An opinion by the 7th U.S. Circuit Court of Appeals on January 23, 2020, written by Judge Frank Easterbrook—a Reagan appointee—sharply rebuked Attorney General William Barr for instructing the Board of Immigration Appeals to ignore the court’s decision in an immigration case.
This is unprecedented. “We have never before encountered defiance of a remand order, and we hope never to see it again,” Easterbrook wrote. Politico called it “a shocking break with more than 200 years of constitutional and legal precedent,” and suggested it threatens the continuing viability of Marbury v. Madison, the 1803 Supreme Court case establishing that Congress and the Executive must obey court orders. Read their reporting here.
Trump has criticized judges and even individual jurors. Barr is nothing but his water boy. Either this is directly Trump’s doing, or Barr is sucking up to his boss. In another time, it would have gotten any other attorney general impeached, but this president and attorney general are now above the law thanks to the Republican cowards in the U.S. Senate.

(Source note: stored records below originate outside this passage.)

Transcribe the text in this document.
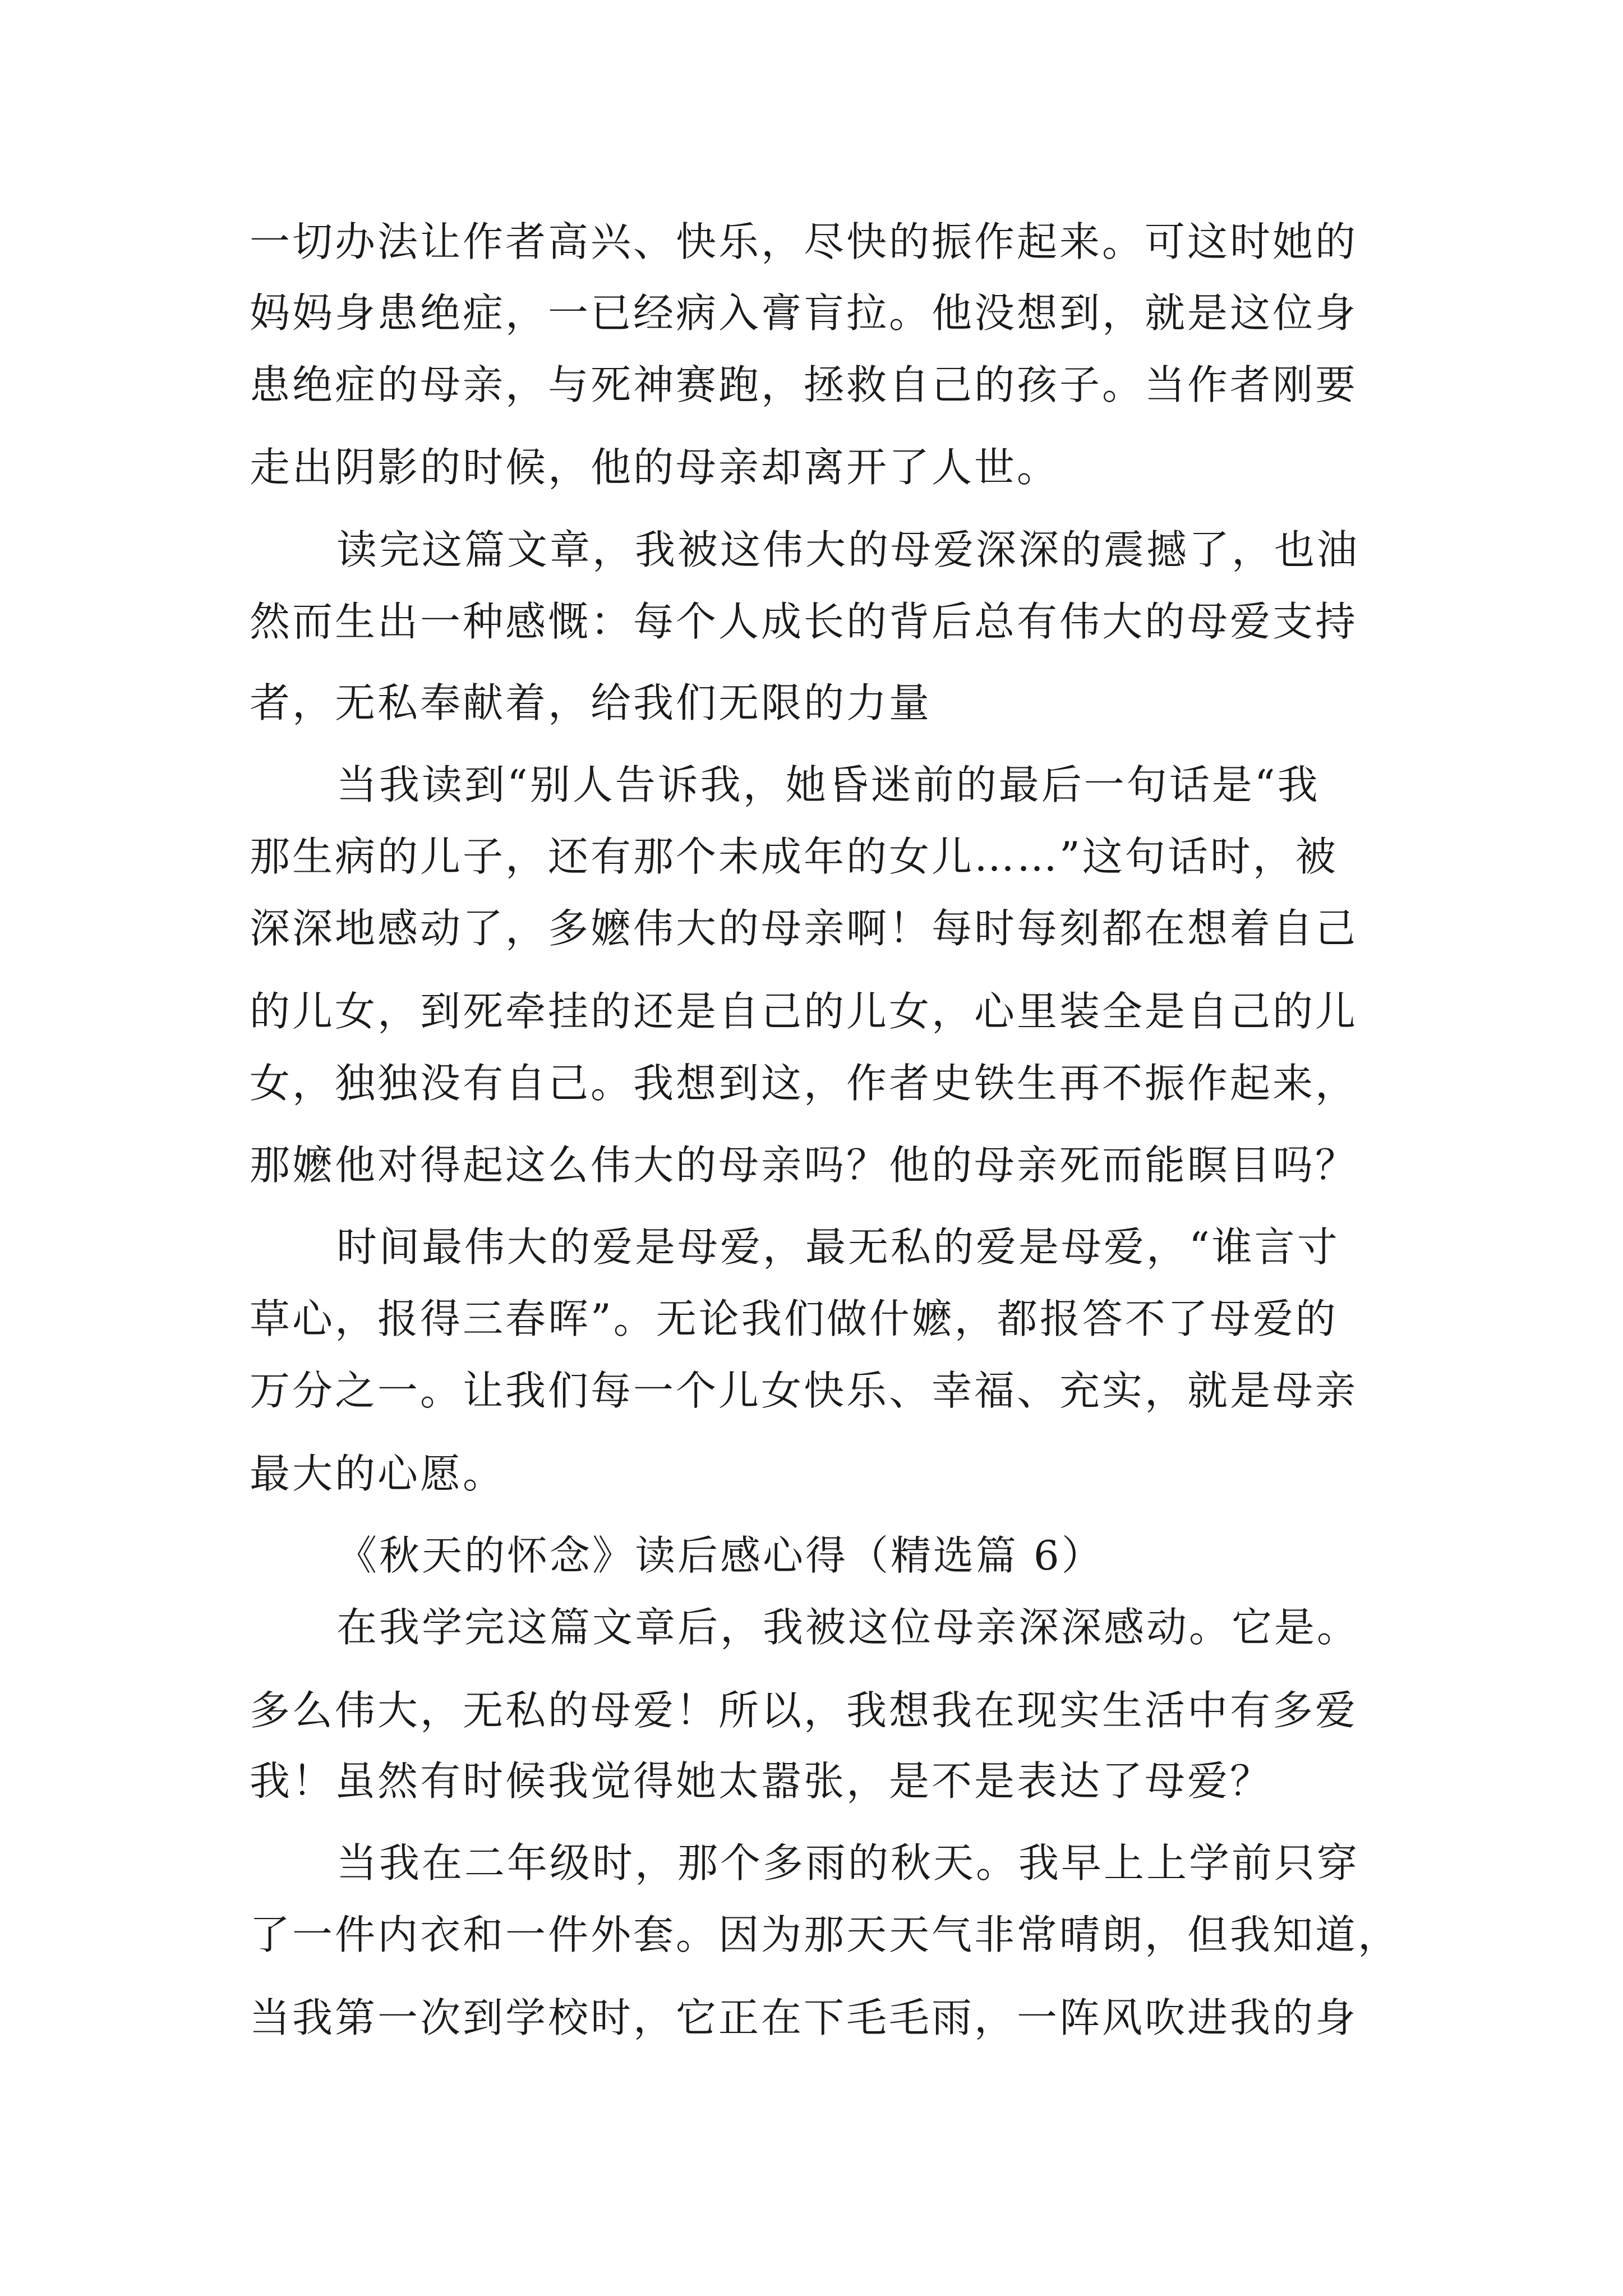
一切办法让作者高兴、快乐，尽快的振作起来。可这时她的
妈妈身患绝症，一已经病入膏肓拉。他没想到，就是这位身
患绝症的母亲，与死神赛跑，拯救自己的孩子。当作者刚要
走出阴影的时候，他的母亲却离开了人世。
读完这篇文章，我被这伟大的母爱深深的震撼了，也油
然而生出一种感慨：每个人成长的背后总有伟大的母爱支持
者，无私奉献着，给我们无限的力量
当我读到“别人告诉我，她昏迷前的最后一句话是“我
那生病的儿子，还有那个未成年的女儿……”这句话时，被
深深地感动了，多嬷伟大的母亲啊！每时每刻都在想着自己
的儿女，到死牵挂的还是自己的儿女，心里装全是自己的儿
女，独独没有自己。我想到这，作者史铁生再不振作起来，
那嬷他对得起这么伟大的母亲吗？他的母亲死而能瞑目吗？
时间最伟大的爱是母爱，最无私的爱是母爱，“谁言寸
草心，报得三春晖”。无论我们做什嬷，都报答不了母爱的
万分之一。让我们每一个儿女快乐、幸福、充实，就是母亲
最大的心愿。
《秋天的怀念》读后感心得（精选篇 6）
在我学完这篇文章后，我被这位母亲深深感动。它是。
多么伟大，无私的母爱！所以，我想我在现实生活中有多爱
我！虽然有时候我觉得她太嚣张，是不是表达了母爱？
当我在二年级时，那个多雨的秋天。我早上上学前只穿
了一件内衣和一件外套。因为那天天气非常晴朗，但我知道，
当我第一次到学校时，它正在下毛毛雨，一阵风吹进我的身
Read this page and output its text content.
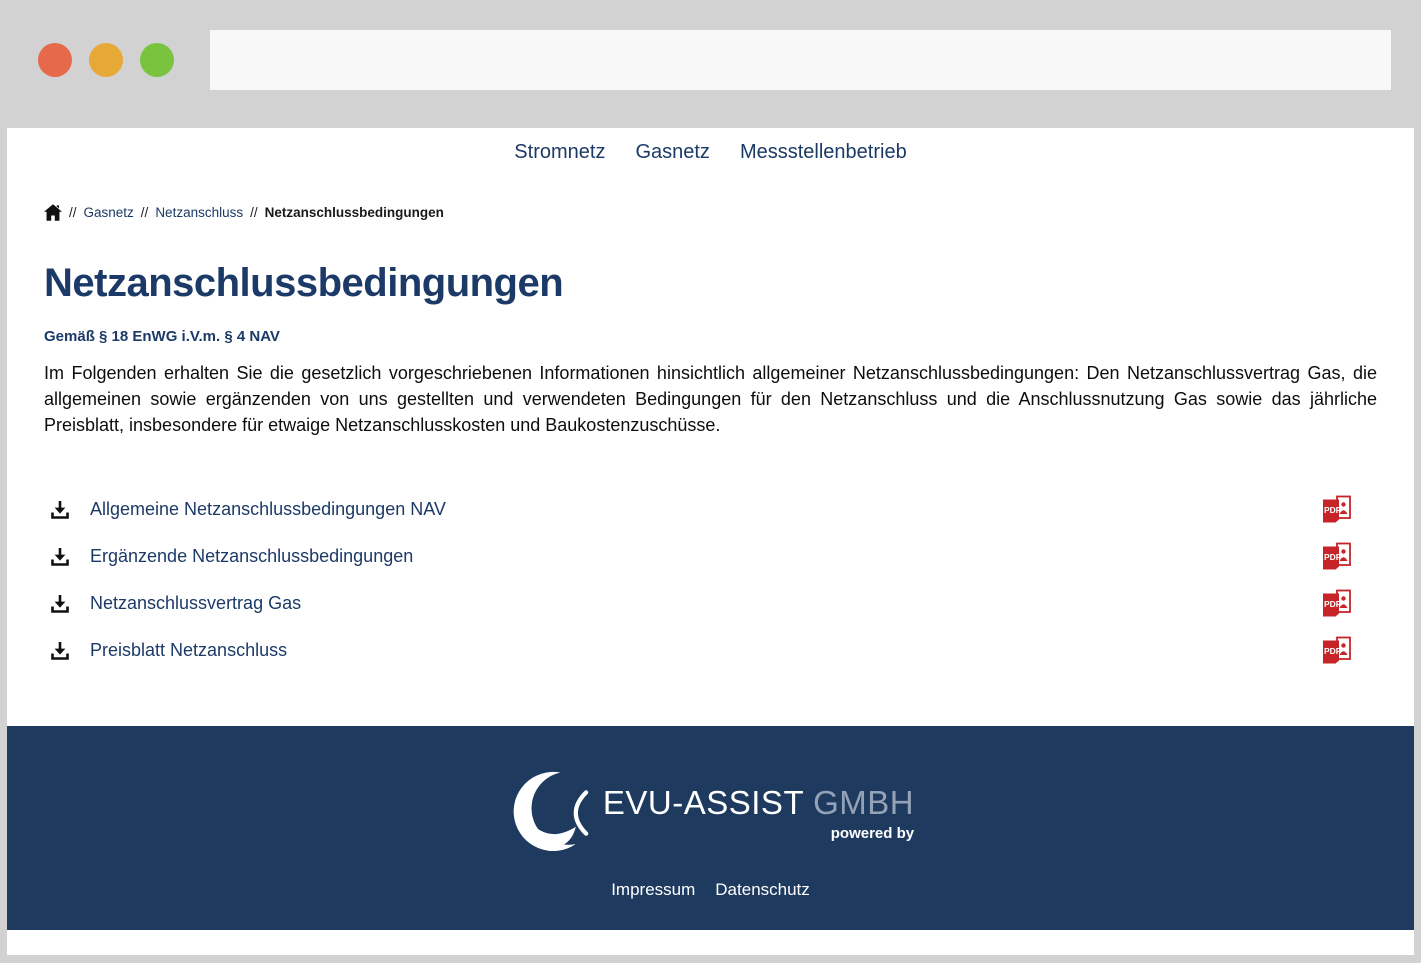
Stromnetz Gasnetz Messstellenbetrieb
// Gasnetz // Netzanschluss // Netzanschlussbedingungen
Netzanschlussbedingungen
Gemäß § 18 EnWG i.V.m. § 4 NAV

Im Folgenden erhalten Sie die gesetzlich vorgeschriebenen Informationen hinsichtlich allgemeiner Netzanschlussbedingungen: Den Netzanschlussvertrag Gas, die allgemeinen sowie ergänzenden von uns gestellten und verwendeten Bedingungen für den Netzanschluss und die Anschlussnutzung Gas sowie das jährliche Preisblatt, insbesondere für etwaige Netzanschlusskosten und Baukostenzuschüsse.

Allgemeine Netzanschlussbedingungen NAV	PDF
Ergänzende Netzanschlussbedingungen	PDF
Netzanschlussvertrag Gas	PDF
Preisblatt Netzanschluss	PDF
EVU-ASSIST GMBH
powered by
Impressum Datenschutz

If we are to save the Constitution and the rule of law, we voters must take things into our own hands. We have an election coming up.
Fire ’em.
Has the immigrant actually been removed? If he is still in the country there is no contempt here.
Also if what the justice department is arguing is that this immigrant is not getting the waiver he applied for ever, then he should be removed. And the government will appeal to the Supreme Court and that court will have to determine if it is only the AG has the power to do the waiver or if an administrative judge has the power to grant what perhaps only the AG can do.
“If he is still in the country there is no contempt here.” Not true. Sassing a judge in court, or disrupting court proceedings, will get you held in contempt even if you’re not a party but only a spectator. This is similar, but worse, because Barr ordered a federal agency to defy the court’s authority. That’s contempt, in and of itself, and nothing more was required for the judge to punish it, if he so chose. (In this case, the judge didn’t because the plaintiff didn’t ask him to. But the judge’s remarks clearly indicated he would have done so.) For what it’s worth, I believe the subject of the case (the plaintiff) has been deported, or is in the process of being deported, but this has no bearing at all on whether Barr committed contempt, or could have been held in contempt, for instructing the immigration board to ignore the court’s order because he thinks it is “wrong.” That’s also a serious threat to our legal serious; we simply can’t allow parties to legal cases to decide for themselves whether they’re going to respect court rulings or defy them. Enforcing their rulings is a primary function of the courts’ contempt authority, and this was an appropriate case for exercising that authority. It’s hard to imagine a more clearcut case of contempt than an official with supervisory authority over a government party in a legal proceeding instructing that party to ignore the court’s rulings.